Great Strand Street was initiated by Humphrey Jervis, Lord Mayor of Dublin in 1681-3, who laid out the area around Saint Mary’s Abbey after buying much of this estate in 1674. Jervis developed a network of streets arranged in a nine-square grid, including Jervis Street, Stafford Street (now Wolfe Tone Street), and Capel Street, as well as building Essex Bridge. This late eighteenth-century industrial warehouse forms part of the industrial fabric of this historic area. It was built as a pair with No.5 to the west, sharing a central hopper and parapet height.

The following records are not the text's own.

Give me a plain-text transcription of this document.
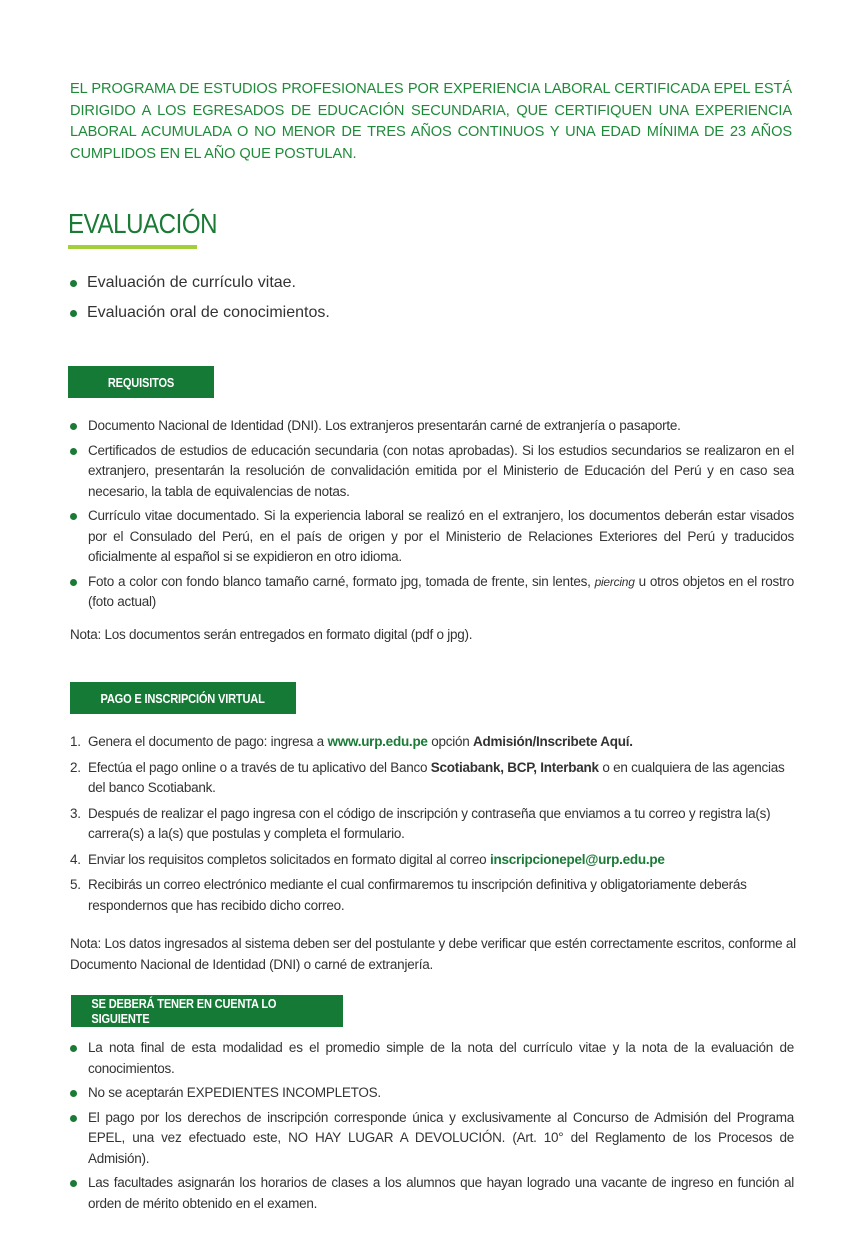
EL PROGRAMA DE ESTUDIOS PROFESIONALES POR EXPERIENCIA LABORAL CERTIFICADA EPEL ESTÁ DIRIGIDO A LOS EGRESADOS DE EDUCACIÓN SECUNDARIA, QUE CERTIFIQUEN UNA EXPERIENCIA LABORAL ACUMULADA O NO MENOR DE TRES AÑOS CONTINUOS Y UNA EDAD MÍNIMA DE 23 AÑOS CUMPLIDOS EN EL AÑO QUE POSTULAN.
EVALUACIÓN
Evaluación de currículo vitae.
Evaluación oral de conocimientos.
REQUISITOS
Documento Nacional de Identidad (DNI). Los extranjeros presentarán carné de extranjería o pasaporte.
Certificados de estudios de educación secundaria (con notas aprobadas). Si los estudios secundarios se realizaron en el extranjero, presentarán la resolución de convalidación emitida por el Ministerio de Educación del Perú y en caso sea necesario, la tabla de equivalencias de notas.
Currículo vitae documentado. Si la experiencia laboral se realizó en el extranjero, los documentos deberán estar visados por el Consulado del Perú, en el país de origen y por el Ministerio de Relaciones Exteriores del Perú y traducidos oficialmente al español si se expidieron en otro idioma.
Foto a color con fondo blanco tamaño carné, formato jpg, tomada de frente, sin lentes, piercing u otros objetos en el rostro (foto actual)
Nota: Los documentos serán entregados en formato digital (pdf o jpg).
PAGO E INSCRIPCIÓN VIRTUAL
1. Genera el documento de pago: ingresa a www.urp.edu.pe opción Admisión/Inscribete Aquí.
2. Efectúa el pago online o a través de tu aplicativo del Banco Scotiabank, BCP, Interbank o en cualquiera de las agencias del banco Scotiabank.
3. Después de realizar el pago ingresa con el código de inscripción y contraseña que enviamos a tu correo y registra la(s) carrera(s) a la(s) que postulas y completa el formulario.
4. Enviar los requisitos completos solicitados en formato digital al correo inscripcionepel@urp.edu.pe
5. Recibirás un correo electrónico mediante el cual confirmaremos tu inscripción definitiva y obligatoriamente deberás respondernos que has recibido dicho correo.
Nota: Los datos ingresados al sistema deben ser del postulante y debe verificar que estén correctamente escritos, conforme al Documento Nacional de Identidad (DNI) o carné de extranjería.
SE DEBERÁ TENER EN CUENTA LO SIGUIENTE
La nota final de esta modalidad es el promedio simple de la nota del currículo vitae y la nota de la evaluación de conocimientos.
No se aceptarán EXPEDIENTES INCOMPLETOS.
El pago por los derechos de inscripción corresponde única y exclusivamente al Concurso de Admisión del Programa EPEL, una vez efectuado este, NO HAY LUGAR A DEVOLUCIÓN. (Art. 10° del Reglamento de los Procesos de Admisión).
Las facultades asignarán los horarios de clases a los alumnos que hayan logrado una vacante de ingreso en función al orden de mérito obtenido en el examen.
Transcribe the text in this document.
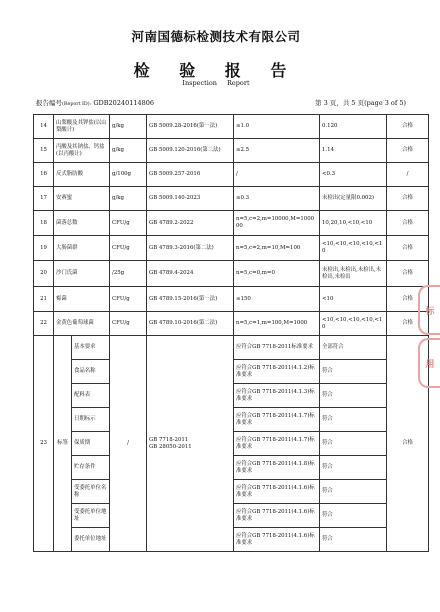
河南国德标检测技术有限公司
检 验 报 告
Inspection Report
报告编号(Report ID): GDB20240114806	第 3 页，共 5 页(page 3 of 5)
14	山梨酸及其钾盐(以山梨酸计)		g/kg	GB 5009.28-2016(第一法)	≤1.0	0.120	合格
15	丙酸及其钠盐、钙盐(以丙酸计)		g/kg	GB 5009.120-2016(第二法)	≤2.5	1.14	合格
16	反式脂肪酸		g/100g	GB 5009.257-2016	/	<0.3	/
17	安赛蜜		g/kg	GB 5009.140-2023	≤0.3	未检出(定量限0.002)	合格
18	菌落总数		CFU/g	GB 4789.2-2022	n=5,c=2,m=10000,M=100000	10,20,10,<10,<10	合格
19	大肠菌群		CFU/g	GB 4789.3-2016(第二法)	n=5,c=2,m=10,M=100	<10,<10,<10,<10,<10	合格
20	沙门氏菌		/25g	GB 4789.4-2024	n=5,c=0,m=0	未检出,未检出,未检出,未检出,未检出	合格
21	霉菌		CFU/g	GB 4789.15-2016(第一法)	≤150	<10	合格
22	金黄色葡萄球菌		CFU/g	GB 4789.10-2016(第二法)	n=5,c=1,m=100,M=1000	<10,<10,<10,<10,<10	合格
23	标签	基本要求	/	GB 7718-2011
GB 28050-2011	应符合GB 7718-2011标准要求	全部符合	合格
		食品名称			应符合GB 7718-2011(4.1.2)标准要求	符合	
		配料表			应符合GB 7718-2011(4.1.3)标准要求	符合	
		日期标示			应符合GB 7718-2011(4.1.7)标准要求	符合	
		保质期			应符合GB 7718-2011(4.1.7)标准要求	符合	
		贮存条件			应符合GB 7718-2011(4.1.8)标准要求	符合	
		受委托单位名称			应符合GB 7718-2011(4.1.6)标准要求	符合	
		受委托单位地址			应符合GB 7718-2011(4.1.6)标准要求	符合	
		委托单位地址			应符合GB 7718-2011(4.1.6)标准要求	符合	
标
用
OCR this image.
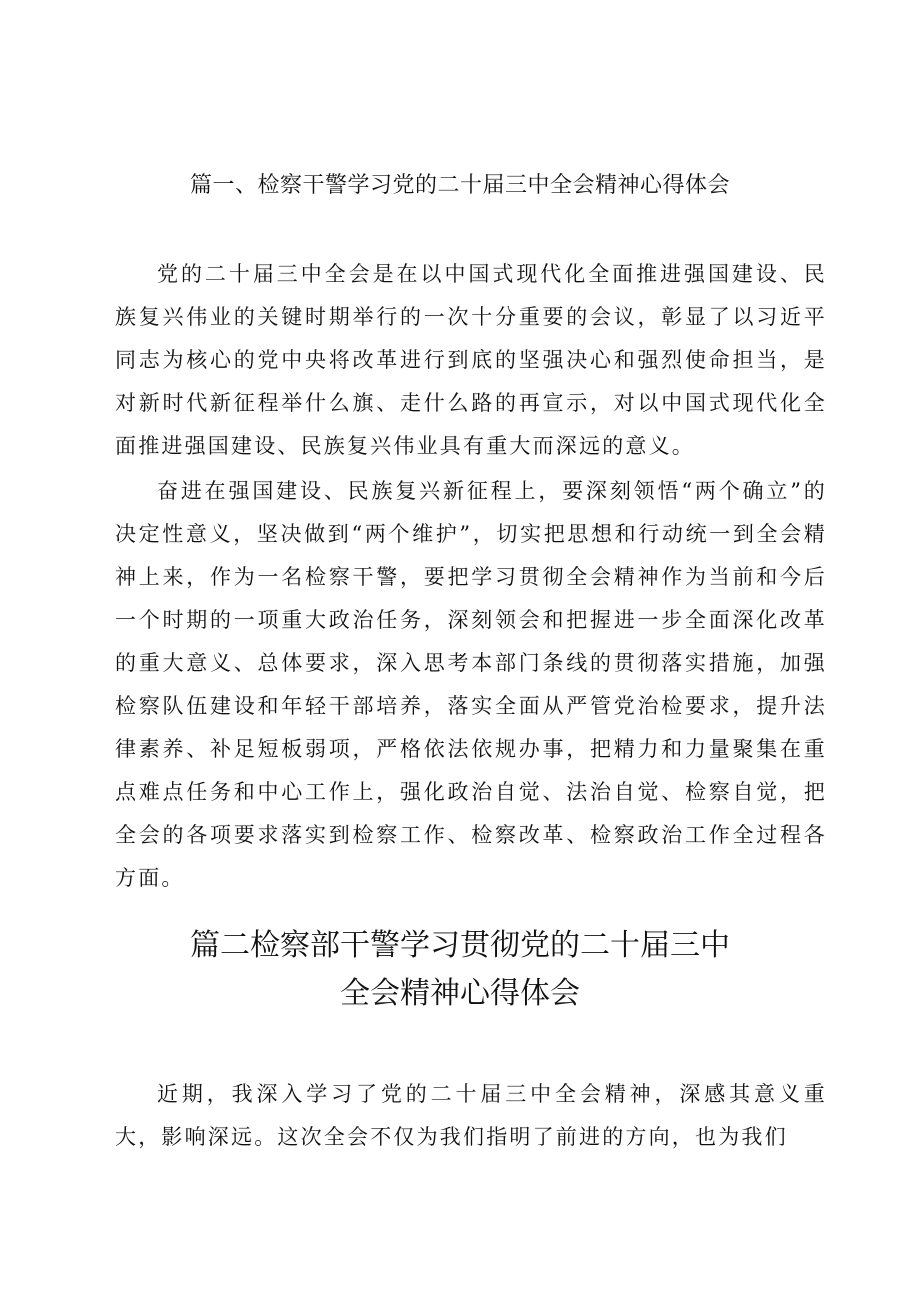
篇一、检察干警学习党的二十届三中全会精神心得体会

党的二十届三中全会是在以中国式现代化全面推进强国建设、民族复兴伟业的关键时期举行的一次十分重要的会议，彰显了以习近平同志为核心的党中央将改革进行到底的坚强决心和强烈使命担当，是对新时代新征程举什么旗、走什么路的再宣示，对以中国式现代化全面推进强国建设、民族复兴伟业具有重大而深远的意义。

奋进在强国建设、民族复兴新征程上，要深刻领悟“两个确立”的决定性意义，坚决做到“两个维护”，切实把思想和行动统一到全会精神上来，作为一名检察干警，要把学习贯彻全会精神作为当前和今后一个时期的一项重大政治任务，深刻领会和把握进一步全面深化改革的重大意义、总体要求，深入思考本部门条线的贯彻落实措施，加强检察队伍建设和年轻干部培养，落实全面从严管党治检要求，提升法律素养、补足短板弱项，严格依法依规办事，把精力和力量聚集在重点难点任务和中心工作上，强化政治自觉、法治自觉、检察自觉，把全会的各项要求落实到检察工作、检察改革、检察政治工作全过程各方面。

篇二检察部干警学习贯彻党的二十届三中
全会精神心得体会

近期，我深入学习了党的二十届三中全会精神，深感其意义重大，影响深远。这次全会不仅为我们指明了前进的方向，也为我们
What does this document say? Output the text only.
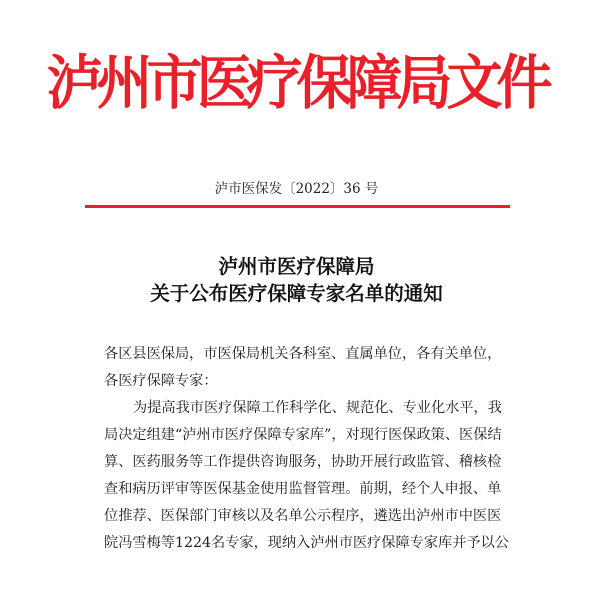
泸州市医疗保障局文件
泸市医保发〔2022〕36 号
泸州市医疗保障局
关于公布医疗保障专家名单的通知
各区县医保局，市医保局机关各科室、直属单位，各有关单位，
各医疗保障专家：
为提高我市医疗保障工作科学化、规范化、专业化水平，我
局决定组建“泸州市医疗保障专家库”，对现行医保政策、医保结
算、医药服务等工作提供咨询服务，协助开展行政监管、稽核检
查和病历评审等医保基金使用监督管理。前期，经个人申报、单
位推荐、医保部门审核以及名单公示程序，遴选出泸州市中医医
院冯雪梅等1224名专家，现纳入泸州市医疗保障专家库并予以公
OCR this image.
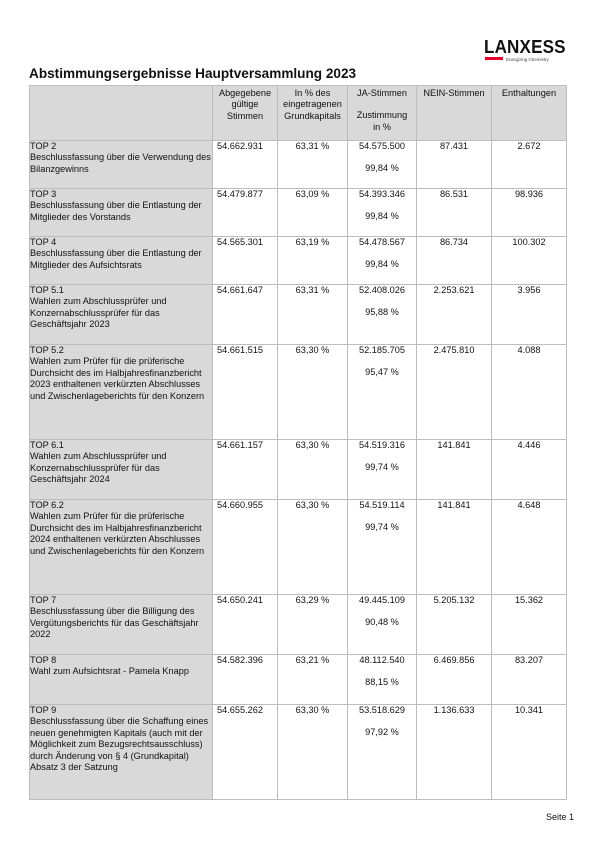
LANXESS
Energizing Chemistry
Abstimmungsergebnisse Hauptversammlung 2023

	Abgegebene
gültige
Stimmen	In % des
eingetragenen
Grundkapitals	JA-Stimmen
Zustimmung
in %	NEIN-Stimmen	Enthaltungen

TOP 2
Beschlussfassung über die Verwendung des Bilanzgewinns	54.662.931	63,31 %	54.575.500
99,84 %	87.431	2.672

TOP 3
Beschlussfassung über die Entlastung der Mitglieder des Vorstands	54.479.877	63,09 %	54.393.346
99,84 %	86.531	98.936

TOP 4
Beschlussfassung über die Entlastung der Mitglieder des Aufsichtsrats	54.565.301	63,19 %	54.478.567
99,84 %	86.734	100.302

TOP 5.1
Wahlen zum Abschlussprüfer und Konzernabschlussprüfer für das Geschäftsjahr 2023	54.661.647	63,31 %	52.408.026
95,88 %	2.253.621	3.956

TOP 5.2
Wahlen zum Prüfer für die prüferische Durchsicht des im Halbjahresfinanzbericht 2023 enthaltenen verkürzten Abschlusses und Zwischenlageberichts für den Konzern	54.661.515	63,30 %	52.185.705
95,47 %	2.475.810	4.088

TOP 6.1
Wahlen zum Abschlussprüfer und Konzernabschlussprüfer für das Geschäftsjahr 2024	54.661.157	63,30 %	54.519.316
99,74 %	141.841	4.446

TOP 6.2
Wahlen zum Prüfer für die prüferische Durchsicht des im Halbjahresfinanzbericht 2024 enthaltenen verkürzten Abschlusses und Zwischenlageberichts für den Konzern	54.660.955	63,30 %	54.519.114
99,74 %	141.841	4.648

TOP 7
Beschlussfassung über die Billigung des Vergütungsberichts für das Geschäftsjahr 2022	54.650.241	63,29 %	49.445.109
90,48 %	5.205.132	15.362

TOP 8
Wahl zum Aufsichtsrat - Pamela Knapp	54.582.396	63,21 %	48.112.540
88,15 %	6.469.856	83.207

TOP 9
Beschlussfassung über die Schaffung eines neuen genehmigten Kapitals (auch mit der Möglichkeit zum Bezugsrechtsausschluss) durch Änderung von § 4 (Grundkapital) Absatz 3 der Satzung	54.655.262	63,30 %	53.518.629
97,92 %	1.136.633	10.341
Seite 1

The parapet of No.6 is half a storey higher than No.7 to the east, adding interest and variety to the roof line. Its sash windows and brickwork are a reminder of the eighteenth-century character of this historic street while the traditionally laid brick with its subtle colour variations adds a deeper patina of age to the public realm. The warehouse faces onto tall late twentieth-century apartment blocks, and the historic setting has been diluted by twentieth-century hotels and apartment blocks, but the historical industrial identity of the warehouse has been retained.